Vinte e sete “criminosos” e um policial mortos. Esses são os números da chacina de Jacarezinho, no Rio. Curiosamente, a relação de 27 para 1 reflete com precisão a proporção entre o número de pessoas assassinadas pela polícia e o número de policiais mortos nacionalmente no ano de 2020, respectivamente 5.660 e 198.
A proporção de 27 pessoas assassinadas para cada policial morto se manteve em 2020 no Estado do Rio de Janeiro, onde 1.239 pessoas foram mortas pela forças policiais que perderam 44 de seus agentes naquele ano. O massacre ocorrido na semana passada nada mais foi do que a rotina das periferias de todo o Brasil, e dos morros e favelas do próprio Rio de Janeiro, condensada em umas poucas horas.
As estatísticas são do Monitor da Violência, cujos estudos foram divulgados a menos de um mês pela imprensa em um artigo avalizado por Renato Sérgio de Lima e Samira Bueno, diretores do Fórum Brasileiro de Segurança Pública, e pelo jornalista Bruno Paes Mando, do Núcleo de Estudos da Violência da USP.
Mas, para a própria polícia, a realidade é outra: “’Pseudo entendidos’ de segurança pública criaram uma lógica de que, quanto mais inteligência, menor o confronto. Isso não funciona assim. Quanto mais precisa a informação, maior é a resistência do tráfico (…) A Polícia Civil não age na emoção. A operação foi muito planejada, com todos os protocolos e em cima de 10 meses de investigação“, disse Rodrigo Oliveira, delegado e subsecretário de Planejamento e Integração Operacional da Polícia Civil do Rio de Janeiro, no dia seguinte ao massacre.
A chacina de Jacarezinho mostrou que a morte não precisa pedir licença, isto é, não precisa de sentença, mandado, julgamento nem nada. A polícia decretou: eram todos criminosos. Foi o suficiente a ação da Polícia Civil do Rio, que provocou o maior massacre na história do Estado quando tinha mandado para prender 23 pessoas, das quais três foram mortas e outras três detidas. Os demais mortos tiveram o azar de cruzar o caminho dos policiais.

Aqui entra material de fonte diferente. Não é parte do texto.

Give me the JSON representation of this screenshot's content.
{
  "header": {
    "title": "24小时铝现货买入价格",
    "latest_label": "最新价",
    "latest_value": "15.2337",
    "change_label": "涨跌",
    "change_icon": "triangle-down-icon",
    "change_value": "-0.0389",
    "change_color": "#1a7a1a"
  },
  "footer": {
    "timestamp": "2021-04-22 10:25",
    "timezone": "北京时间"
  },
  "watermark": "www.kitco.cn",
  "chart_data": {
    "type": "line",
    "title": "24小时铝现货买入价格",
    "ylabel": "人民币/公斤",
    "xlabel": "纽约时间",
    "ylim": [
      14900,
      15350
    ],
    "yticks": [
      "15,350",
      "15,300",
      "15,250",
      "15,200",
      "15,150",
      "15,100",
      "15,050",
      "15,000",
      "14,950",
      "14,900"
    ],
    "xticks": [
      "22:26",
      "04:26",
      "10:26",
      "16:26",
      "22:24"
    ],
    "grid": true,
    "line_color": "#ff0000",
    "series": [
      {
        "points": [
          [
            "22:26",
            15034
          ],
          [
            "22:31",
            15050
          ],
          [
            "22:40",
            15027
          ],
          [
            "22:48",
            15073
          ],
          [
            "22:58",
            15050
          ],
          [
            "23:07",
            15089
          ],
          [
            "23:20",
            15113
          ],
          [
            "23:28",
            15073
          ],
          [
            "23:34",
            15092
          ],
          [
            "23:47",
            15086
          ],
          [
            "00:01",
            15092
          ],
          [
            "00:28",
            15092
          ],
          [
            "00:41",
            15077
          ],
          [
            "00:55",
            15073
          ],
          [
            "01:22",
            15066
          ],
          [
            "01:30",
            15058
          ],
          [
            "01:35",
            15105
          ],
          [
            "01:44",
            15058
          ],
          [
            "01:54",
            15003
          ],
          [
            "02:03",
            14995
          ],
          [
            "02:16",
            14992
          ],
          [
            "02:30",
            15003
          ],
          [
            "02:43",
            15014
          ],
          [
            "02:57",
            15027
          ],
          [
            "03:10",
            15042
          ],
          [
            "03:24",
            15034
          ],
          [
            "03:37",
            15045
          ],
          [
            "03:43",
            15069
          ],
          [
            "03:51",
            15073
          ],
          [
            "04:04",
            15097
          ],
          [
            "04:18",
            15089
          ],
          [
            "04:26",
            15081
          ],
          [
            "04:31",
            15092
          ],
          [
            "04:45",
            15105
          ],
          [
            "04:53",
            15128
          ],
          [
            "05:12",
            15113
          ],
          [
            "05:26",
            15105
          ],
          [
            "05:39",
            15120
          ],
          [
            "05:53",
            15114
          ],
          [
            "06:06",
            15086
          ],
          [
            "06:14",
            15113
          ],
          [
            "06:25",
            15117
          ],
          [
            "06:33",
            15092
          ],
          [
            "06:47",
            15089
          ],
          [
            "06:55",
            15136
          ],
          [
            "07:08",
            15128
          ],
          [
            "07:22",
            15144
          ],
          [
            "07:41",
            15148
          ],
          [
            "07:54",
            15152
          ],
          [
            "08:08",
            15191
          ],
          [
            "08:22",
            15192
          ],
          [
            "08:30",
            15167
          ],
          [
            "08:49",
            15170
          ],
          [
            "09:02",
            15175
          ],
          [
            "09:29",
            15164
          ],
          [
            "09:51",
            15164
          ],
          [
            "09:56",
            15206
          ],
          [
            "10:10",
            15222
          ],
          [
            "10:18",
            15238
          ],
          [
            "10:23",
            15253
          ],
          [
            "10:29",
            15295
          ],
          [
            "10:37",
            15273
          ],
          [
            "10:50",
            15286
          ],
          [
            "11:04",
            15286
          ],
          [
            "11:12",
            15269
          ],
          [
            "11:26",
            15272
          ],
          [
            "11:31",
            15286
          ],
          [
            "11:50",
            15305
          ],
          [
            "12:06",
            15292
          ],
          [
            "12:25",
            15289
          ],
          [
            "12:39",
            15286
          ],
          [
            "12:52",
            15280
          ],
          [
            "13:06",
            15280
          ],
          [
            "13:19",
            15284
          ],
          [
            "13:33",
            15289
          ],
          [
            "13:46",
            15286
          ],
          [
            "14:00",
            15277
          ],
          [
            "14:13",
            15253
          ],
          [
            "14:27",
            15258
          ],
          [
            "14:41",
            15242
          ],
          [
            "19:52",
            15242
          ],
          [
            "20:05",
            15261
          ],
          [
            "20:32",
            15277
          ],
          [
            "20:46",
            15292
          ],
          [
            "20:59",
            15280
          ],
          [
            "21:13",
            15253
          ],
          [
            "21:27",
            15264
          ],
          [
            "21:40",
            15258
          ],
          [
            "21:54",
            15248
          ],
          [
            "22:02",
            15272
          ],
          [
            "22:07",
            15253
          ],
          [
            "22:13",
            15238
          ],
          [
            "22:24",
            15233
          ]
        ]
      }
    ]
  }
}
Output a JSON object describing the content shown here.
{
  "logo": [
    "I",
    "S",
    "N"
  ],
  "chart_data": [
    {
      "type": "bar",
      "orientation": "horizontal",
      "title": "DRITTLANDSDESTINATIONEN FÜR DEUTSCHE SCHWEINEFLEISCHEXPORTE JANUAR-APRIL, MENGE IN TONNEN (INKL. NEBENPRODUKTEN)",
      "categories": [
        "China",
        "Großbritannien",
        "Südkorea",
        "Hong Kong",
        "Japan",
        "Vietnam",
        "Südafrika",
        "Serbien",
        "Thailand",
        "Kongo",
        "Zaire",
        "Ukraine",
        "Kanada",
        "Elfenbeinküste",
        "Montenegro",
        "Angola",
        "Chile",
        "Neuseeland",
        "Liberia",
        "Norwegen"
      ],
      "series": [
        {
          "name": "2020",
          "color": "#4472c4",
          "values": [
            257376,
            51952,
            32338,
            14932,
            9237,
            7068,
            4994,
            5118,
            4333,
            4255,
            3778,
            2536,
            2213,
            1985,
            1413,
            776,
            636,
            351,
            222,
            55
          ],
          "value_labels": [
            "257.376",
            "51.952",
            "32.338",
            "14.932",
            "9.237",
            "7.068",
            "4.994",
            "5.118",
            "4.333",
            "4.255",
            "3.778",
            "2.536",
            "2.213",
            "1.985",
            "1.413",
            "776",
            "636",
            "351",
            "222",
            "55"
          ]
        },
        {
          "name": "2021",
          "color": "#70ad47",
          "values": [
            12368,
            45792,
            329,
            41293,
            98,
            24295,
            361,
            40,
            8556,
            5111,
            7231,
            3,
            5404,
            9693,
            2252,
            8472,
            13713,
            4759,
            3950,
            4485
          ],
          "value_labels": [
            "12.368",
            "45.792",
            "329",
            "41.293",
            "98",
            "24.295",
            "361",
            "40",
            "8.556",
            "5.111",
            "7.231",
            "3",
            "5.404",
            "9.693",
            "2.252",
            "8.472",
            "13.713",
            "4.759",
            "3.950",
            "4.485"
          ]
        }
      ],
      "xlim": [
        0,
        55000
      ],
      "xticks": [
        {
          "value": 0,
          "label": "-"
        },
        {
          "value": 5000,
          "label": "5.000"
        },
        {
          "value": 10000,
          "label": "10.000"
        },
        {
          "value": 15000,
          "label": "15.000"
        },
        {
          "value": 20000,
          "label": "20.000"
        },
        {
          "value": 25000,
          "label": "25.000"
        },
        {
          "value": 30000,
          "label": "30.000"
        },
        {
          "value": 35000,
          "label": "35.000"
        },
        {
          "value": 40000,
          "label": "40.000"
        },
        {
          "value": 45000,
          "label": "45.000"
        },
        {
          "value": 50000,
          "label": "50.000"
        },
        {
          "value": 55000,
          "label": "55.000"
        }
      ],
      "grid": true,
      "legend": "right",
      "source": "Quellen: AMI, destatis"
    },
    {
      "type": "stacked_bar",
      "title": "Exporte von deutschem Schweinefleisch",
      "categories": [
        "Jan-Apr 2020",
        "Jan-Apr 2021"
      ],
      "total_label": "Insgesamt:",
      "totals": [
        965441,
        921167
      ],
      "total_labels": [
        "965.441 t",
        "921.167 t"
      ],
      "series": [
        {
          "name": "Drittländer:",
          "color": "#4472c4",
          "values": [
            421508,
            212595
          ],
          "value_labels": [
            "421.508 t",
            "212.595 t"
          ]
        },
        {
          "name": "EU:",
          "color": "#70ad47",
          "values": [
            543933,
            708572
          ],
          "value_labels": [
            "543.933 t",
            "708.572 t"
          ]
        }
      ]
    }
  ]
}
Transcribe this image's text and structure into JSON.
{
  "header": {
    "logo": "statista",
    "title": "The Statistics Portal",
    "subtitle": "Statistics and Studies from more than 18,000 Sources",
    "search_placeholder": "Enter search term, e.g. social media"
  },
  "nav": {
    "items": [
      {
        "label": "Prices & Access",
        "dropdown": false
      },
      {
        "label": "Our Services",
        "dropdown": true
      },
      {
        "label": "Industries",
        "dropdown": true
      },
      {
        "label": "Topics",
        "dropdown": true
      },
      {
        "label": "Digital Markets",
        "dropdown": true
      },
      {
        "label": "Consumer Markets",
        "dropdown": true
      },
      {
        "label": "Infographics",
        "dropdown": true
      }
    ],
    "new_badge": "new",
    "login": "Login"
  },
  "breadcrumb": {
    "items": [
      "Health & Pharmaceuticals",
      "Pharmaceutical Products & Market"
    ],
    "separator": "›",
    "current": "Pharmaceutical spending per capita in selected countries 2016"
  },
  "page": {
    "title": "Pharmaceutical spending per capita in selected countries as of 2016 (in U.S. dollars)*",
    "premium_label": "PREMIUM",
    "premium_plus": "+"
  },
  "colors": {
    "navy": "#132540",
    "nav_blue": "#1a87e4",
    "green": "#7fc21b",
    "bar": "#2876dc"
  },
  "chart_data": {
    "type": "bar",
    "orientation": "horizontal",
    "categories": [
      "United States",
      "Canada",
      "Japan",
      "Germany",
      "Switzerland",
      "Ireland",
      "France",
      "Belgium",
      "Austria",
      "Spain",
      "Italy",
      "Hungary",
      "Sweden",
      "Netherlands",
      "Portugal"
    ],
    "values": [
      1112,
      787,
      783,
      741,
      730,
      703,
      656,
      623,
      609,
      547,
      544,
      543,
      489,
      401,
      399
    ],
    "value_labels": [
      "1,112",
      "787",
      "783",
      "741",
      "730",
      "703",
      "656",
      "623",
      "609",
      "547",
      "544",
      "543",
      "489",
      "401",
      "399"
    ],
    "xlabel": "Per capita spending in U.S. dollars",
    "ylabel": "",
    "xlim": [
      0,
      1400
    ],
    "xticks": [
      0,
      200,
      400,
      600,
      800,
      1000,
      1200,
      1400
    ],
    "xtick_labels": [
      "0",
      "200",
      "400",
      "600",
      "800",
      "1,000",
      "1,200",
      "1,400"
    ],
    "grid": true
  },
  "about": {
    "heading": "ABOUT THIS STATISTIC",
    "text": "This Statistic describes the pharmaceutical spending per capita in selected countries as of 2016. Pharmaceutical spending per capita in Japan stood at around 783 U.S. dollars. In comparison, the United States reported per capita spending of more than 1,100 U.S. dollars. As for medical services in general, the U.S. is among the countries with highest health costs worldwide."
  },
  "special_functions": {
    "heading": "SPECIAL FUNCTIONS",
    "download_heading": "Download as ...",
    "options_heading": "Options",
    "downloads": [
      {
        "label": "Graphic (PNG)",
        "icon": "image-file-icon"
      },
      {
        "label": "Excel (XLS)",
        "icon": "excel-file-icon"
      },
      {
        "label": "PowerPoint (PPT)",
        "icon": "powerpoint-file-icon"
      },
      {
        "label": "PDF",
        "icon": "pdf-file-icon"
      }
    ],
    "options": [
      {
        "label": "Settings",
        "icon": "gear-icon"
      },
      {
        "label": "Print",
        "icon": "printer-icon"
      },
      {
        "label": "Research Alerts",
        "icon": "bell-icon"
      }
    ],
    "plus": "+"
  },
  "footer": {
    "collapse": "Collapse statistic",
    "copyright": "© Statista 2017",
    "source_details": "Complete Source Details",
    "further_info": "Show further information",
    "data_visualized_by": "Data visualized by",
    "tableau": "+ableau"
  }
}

Mas eram todos “criminosos”, nas palavras do vice-presidente, general Hamilton Mourão e, por isso, foram devidamente executados em uma operação “normal”, “corriqueira” e “perfeitamente dentro da lei”. E a lei é essa: a pena de morte legalizada na ponta do fuzil do policial que atirar primeiro.
Eu, você e todas os outros milhões de brasileiros que não temos por costume atirar pela costas das pessoas em uma favela podemos nos enquadrar nessa rubrica de “pseudo entendidos de segurança pública”. Os únicos especialistas em assassinatos são os próprios policiais.